O Palacete Santa Helena teve como proprietário o Sr. Manuel Joaquim de Albuquerque Lins, o ex-presidente do Estado de São Paulo, e o nome “Helena” foi uma homenagem a sua esposa junto com o “Santa” por motivação da presença próxima da Catedral da Sé, onde se aglutinavam muitos religiosos.

Veja a parte interna do Teatro Santa Helena (Fonte: L´illustrazione Italiana – 07/1926):

A estrutura do teatro, era considerada uma sala de espetáculo de grande porte, tinha capacidade total próxima de 1816 assentos, uma platéia com 27 metros de vão, com capacidade para 680 pessoas, 36 frisas e 42 camarotes.

Com o “boom” do cinema na cidade, o teatro também se tonou cinema, dando desta forma um formato cine-teatro para o empreendimento. Não demorou e o Salão Egípcio, no subsolo, foi também transformado num cinema menor, o Moulin Rouge, fundado pelo exibidor de películas Caruggi.

Por tudo isto teve participação ímpar na vida cultural da cidade, e foi junto com outras construções de perfil europeu e as de Ramos de Azevedo um ícone patrimonial da arquitetura, do século passado.

Mas o período de glória duraria pouco. Após alguns anos, a maioria dos artistas tinha deixado o prédio, assim como os sindicatos, que ganharam sedes maiores. As sucessivas alterações no projeto, acrescentando pavimentos, mostraram um ritmo acelerado do processo imobiliário na época, como as pressões por um padrão mais vertical, por exemplo.
Com os herdeiros de Manuel Joaquim de Albuquerque Lins e Helena de Sousa Queiróz, o Santa Helena perdeu seu foco de empreendimento rentável e no no auge da crise dos aluguéis e da Lei do Inquilinato de 1942, foi vendido ao IAPI (Instituto de Aposentadorias e Pensões dos Industriários) em 1944.

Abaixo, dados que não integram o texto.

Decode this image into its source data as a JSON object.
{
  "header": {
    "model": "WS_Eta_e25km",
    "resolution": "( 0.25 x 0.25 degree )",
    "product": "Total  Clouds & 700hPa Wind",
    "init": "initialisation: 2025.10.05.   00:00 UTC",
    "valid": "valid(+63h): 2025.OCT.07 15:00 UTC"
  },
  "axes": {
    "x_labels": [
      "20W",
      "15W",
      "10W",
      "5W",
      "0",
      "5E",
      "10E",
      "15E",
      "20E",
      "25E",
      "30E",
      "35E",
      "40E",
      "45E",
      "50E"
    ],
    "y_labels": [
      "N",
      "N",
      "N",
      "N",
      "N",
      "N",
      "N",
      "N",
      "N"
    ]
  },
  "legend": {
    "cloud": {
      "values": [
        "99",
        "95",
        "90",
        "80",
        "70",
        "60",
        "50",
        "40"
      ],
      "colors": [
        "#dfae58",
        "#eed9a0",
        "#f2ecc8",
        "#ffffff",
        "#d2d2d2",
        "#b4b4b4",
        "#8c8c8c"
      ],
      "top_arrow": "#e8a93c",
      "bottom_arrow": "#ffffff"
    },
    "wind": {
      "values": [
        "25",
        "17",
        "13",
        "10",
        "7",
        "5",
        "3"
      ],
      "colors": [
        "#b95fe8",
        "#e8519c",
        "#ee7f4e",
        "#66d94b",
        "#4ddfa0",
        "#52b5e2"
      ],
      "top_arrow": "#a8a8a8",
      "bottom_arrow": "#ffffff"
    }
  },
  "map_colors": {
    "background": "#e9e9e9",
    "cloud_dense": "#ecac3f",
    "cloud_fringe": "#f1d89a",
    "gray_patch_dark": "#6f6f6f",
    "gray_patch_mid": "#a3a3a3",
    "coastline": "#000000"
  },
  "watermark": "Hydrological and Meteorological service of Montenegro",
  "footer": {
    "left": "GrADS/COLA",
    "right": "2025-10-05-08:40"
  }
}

Com isto, a trajetória do edifício, ao mesmo tempo em que encerrou páginas expressivas da história política, social, cultural e artística de São Paulo até os anos 40, revelou, no segundo pós-guerra, a crise e as transformações sofridas pelo Centro Velho, sua popularização e decadência e por fim, as intervenções de tom modernista da década de 1970, que vieram a sacrificar o Santa Helena de vez.

O Palacete em seus dias de decadência (1971), tento ao lado o majestoso Edifício Wilson Mendes Caldeira

O Palacete em seus dias de decadência (1971), tento ao lado o majestoso Edifício Wilson Mendes Caldeira

Suas salas de cinema passaram a exibir produções baratas atraindo pessoas de baixo poder aquisitivo. Os conjuntos de escritórios eram alugados para os ocupantes mais diversos. Um deles ofereceu um curso de madureza – o Educabrás – que ocupou parte do edifício nos anos 60, o Salão Egípcio no subsolo transformado no cine Moulin Rouge, acabou virando o Cinemundi, exibindo filmes pornôs em seus últimos dias. Ficou famoso a ponto de mudarem seu nome para Cine-imundi, já que durante as sessões até atos sexuais existiam.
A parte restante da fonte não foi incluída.